Ultimately, expect to see a consensus emerge somewhere between no regulation and over-regulation. The driving force, at least at the federal level, may either be an environmental incident that gains national attention, such as a series of small earthquakes that occurred in the vicinity of Youngstown, Ohio that the Ohio Department of Natural Resources (ODNR) has attributed to the injection of oil and gas production wastes in a nearby Class II well, or the unwillingness of other industrial sectors to absorb the regulatory burden posed by the lack of regulation of oil and gas wastes (both the Clean Air Act and Clean Water Act impose limits on the amount of pollution that can be released into the environment in any given area based upon the total pollution released by all contributing sources; if contributions from oil and gas operations go unregulated, other industrial sections may be forced to “overcontrol” to “pick up the slack.”).

If the feds don’t do it, the states may.
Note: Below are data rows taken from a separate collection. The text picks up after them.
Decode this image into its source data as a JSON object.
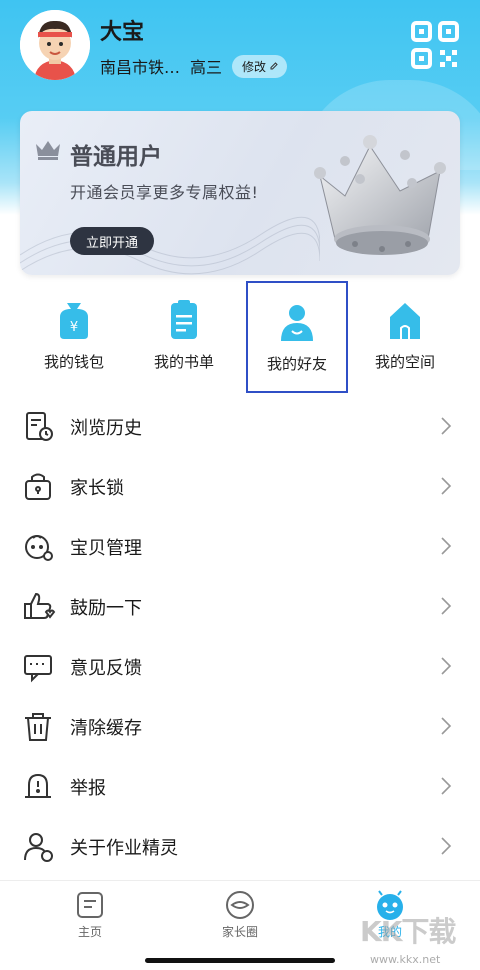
{
  "profile": {
    "name": "大宝",
    "school": "南昌市铁…",
    "grade": "高三",
    "edit_label": "修改"
  },
  "member_card": {
    "title": "普通用户",
    "subtitle": "开通会员享更多专属权益!",
    "button_label": "立即开通"
  },
  "quick_actions": [
    {
      "label": "我的钱包",
      "icon": "wallet-icon"
    },
    {
      "label": "我的书单",
      "icon": "booklist-icon"
    },
    {
      "label": "我的好友",
      "icon": "friend-icon",
      "highlighted": true
    },
    {
      "label": "我的空间",
      "icon": "space-icon"
    }
  ],
  "menu": [
    {
      "label": "浏览历史",
      "icon": "history-icon"
    },
    {
      "label": "家长锁",
      "icon": "parent-lock-icon"
    },
    {
      "label": "宝贝管理",
      "icon": "baby-manage-icon"
    },
    {
      "label": "鼓励一下",
      "icon": "thumbs-up-icon"
    },
    {
      "label": "意见反馈",
      "icon": "feedback-icon"
    },
    {
      "label": "清除缓存",
      "icon": "trash-icon"
    },
    {
      "label": "举报",
      "icon": "report-icon"
    },
    {
      "label": "关于作业精灵",
      "icon": "about-icon"
    }
  ],
  "tabbar": [
    {
      "label": "主页",
      "icon": "home-icon"
    },
    {
      "label": "家长圈",
      "icon": "parent-circle-icon"
    },
    {
      "label": "我的",
      "icon": "mine-icon",
      "active": true
    }
  ],
  "watermark": {
    "logo": "KK下载",
    "url": "www.kkx.net"
  },
  "colors": {
    "header_blue": "#3fc4f2",
    "accent_blue": "#27b0ea",
    "highlight_border": "#2f4fc6",
    "card_button": "#2e3441"
  }
}
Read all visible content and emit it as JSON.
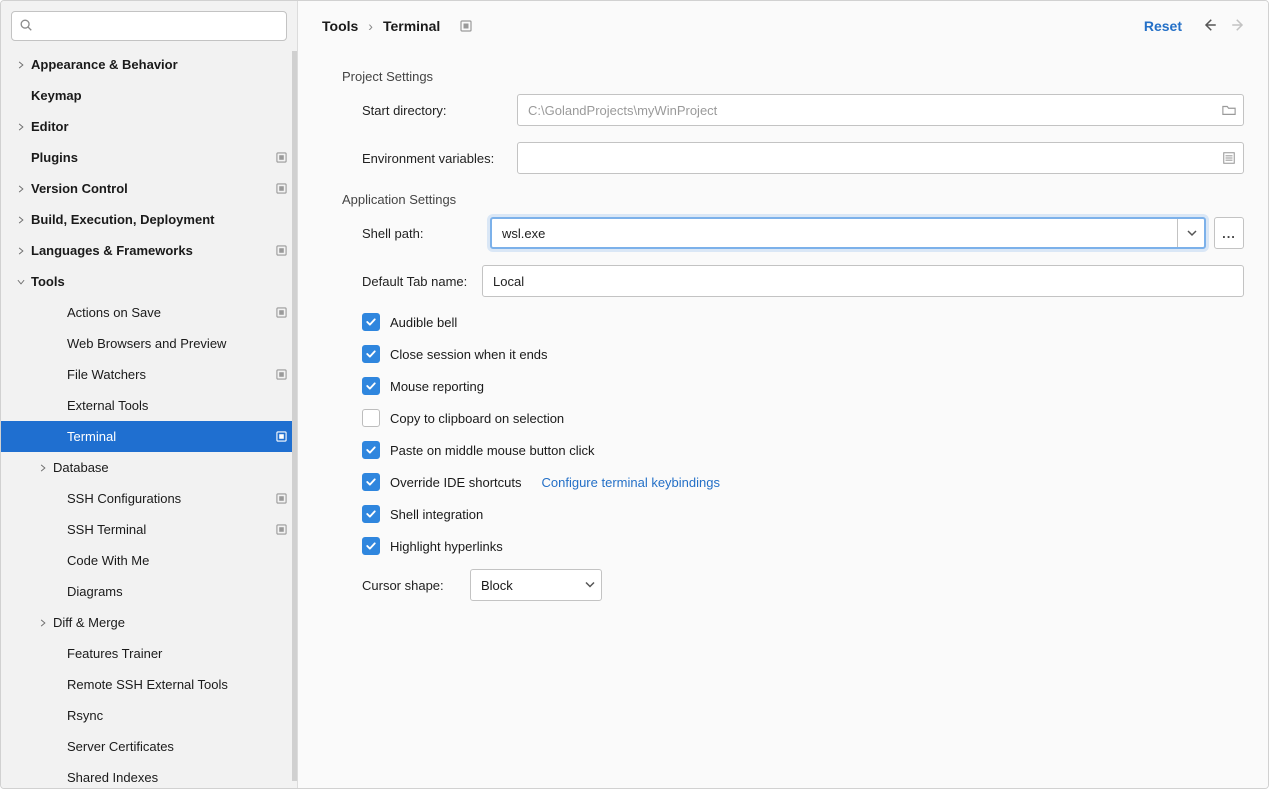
{
  "search": {
    "placeholder": ""
  },
  "sidebar": {
    "items": [
      {
        "label": "Appearance & Behavior",
        "bold": true,
        "chev": "right",
        "badge": false,
        "depth": 0
      },
      {
        "label": "Keymap",
        "bold": true,
        "chev": "",
        "badge": false,
        "depth": 0
      },
      {
        "label": "Editor",
        "bold": true,
        "chev": "right",
        "badge": false,
        "depth": 0
      },
      {
        "label": "Plugins",
        "bold": true,
        "chev": "",
        "badge": true,
        "depth": 0
      },
      {
        "label": "Version Control",
        "bold": true,
        "chev": "right",
        "badge": true,
        "depth": 0
      },
      {
        "label": "Build, Execution, Deployment",
        "bold": true,
        "chev": "right",
        "badge": false,
        "depth": 0
      },
      {
        "label": "Languages & Frameworks",
        "bold": true,
        "chev": "right",
        "badge": true,
        "depth": 0
      },
      {
        "label": "Tools",
        "bold": true,
        "chev": "down",
        "badge": false,
        "depth": 0
      },
      {
        "label": "Actions on Save",
        "bold": false,
        "chev": "",
        "badge": true,
        "depth": 1
      },
      {
        "label": "Web Browsers and Preview",
        "bold": false,
        "chev": "",
        "badge": false,
        "depth": 1
      },
      {
        "label": "File Watchers",
        "bold": false,
        "chev": "",
        "badge": true,
        "depth": 1
      },
      {
        "label": "External Tools",
        "bold": false,
        "chev": "",
        "badge": false,
        "depth": 1
      },
      {
        "label": "Terminal",
        "bold": false,
        "chev": "",
        "badge": true,
        "depth": 1,
        "selected": true
      },
      {
        "label": "Database",
        "bold": false,
        "chev": "right",
        "badge": false,
        "depth": 1
      },
      {
        "label": "SSH Configurations",
        "bold": false,
        "chev": "",
        "badge": true,
        "depth": 1
      },
      {
        "label": "SSH Terminal",
        "bold": false,
        "chev": "",
        "badge": true,
        "depth": 1
      },
      {
        "label": "Code With Me",
        "bold": false,
        "chev": "",
        "badge": false,
        "depth": 1
      },
      {
        "label": "Diagrams",
        "bold": false,
        "chev": "",
        "badge": false,
        "depth": 1
      },
      {
        "label": "Diff & Merge",
        "bold": false,
        "chev": "right",
        "badge": false,
        "depth": 1
      },
      {
        "label": "Features Trainer",
        "bold": false,
        "chev": "",
        "badge": false,
        "depth": 1
      },
      {
        "label": "Remote SSH External Tools",
        "bold": false,
        "chev": "",
        "badge": false,
        "depth": 1
      },
      {
        "label": "Rsync",
        "bold": false,
        "chev": "",
        "badge": false,
        "depth": 1
      },
      {
        "label": "Server Certificates",
        "bold": false,
        "chev": "",
        "badge": false,
        "depth": 1
      },
      {
        "label": "Shared Indexes",
        "bold": false,
        "chev": "",
        "badge": false,
        "depth": 1
      }
    ]
  },
  "breadcrumb": {
    "parent": "Tools",
    "sep": "›",
    "current": "Terminal"
  },
  "actions": {
    "reset": "Reset"
  },
  "project": {
    "section_title": "Project Settings",
    "start_dir_label": "Start directory:",
    "start_dir_placeholder": "C:\\GolandProjects\\myWinProject",
    "start_dir_value": "",
    "env_label": "Environment variables:",
    "env_value": ""
  },
  "app": {
    "section_title": "Application Settings",
    "shell_path_label": "Shell path:",
    "shell_path_value": "wsl.exe",
    "default_tab_label": "Default Tab name:",
    "default_tab_value": "Local",
    "checkboxes": [
      {
        "label": "Audible bell",
        "checked": true
      },
      {
        "label": "Close session when it ends",
        "checked": true
      },
      {
        "label": "Mouse reporting",
        "checked": true
      },
      {
        "label": "Copy to clipboard on selection",
        "checked": false
      },
      {
        "label": "Paste on middle mouse button click",
        "checked": true
      },
      {
        "label": "Override IDE shortcuts",
        "checked": true,
        "link": "Configure terminal keybindings"
      },
      {
        "label": "Shell integration",
        "checked": true
      },
      {
        "label": "Highlight hyperlinks",
        "checked": true
      }
    ],
    "cursor_shape_label": "Cursor shape:",
    "cursor_shape_value": "Block",
    "ellipsis": "..."
  }
}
While some of the exemptions from federal regulation are preemptive (i.e., barring states and localities from regulating where the feds have not), not all of them are, and those that are may fall to public pressure should anything untoward happen.

A case in point may be Ohio’s decision to impose a moratorium on underground injection wells that receive oil and gas production wastes.

Following the earthquakes near Youngstown that ODNR ultimately attributed to the injection of oil and gas production wastes into a well in the area, a moratorium on new Class II wells was imposed while ODNR studied the issue. After completing its study, ODNR announced that it would adopt rules that limited the depth of Underground Injection Control (UIC) wells, as well as imposed other regulatory restrictions (including possibly requiring the submittal of seismic survey information as part of a UIC permit application).

Whether the ultimate source is state or federal, more restrictive environmental regulatory requirements, warranted or not, are coming.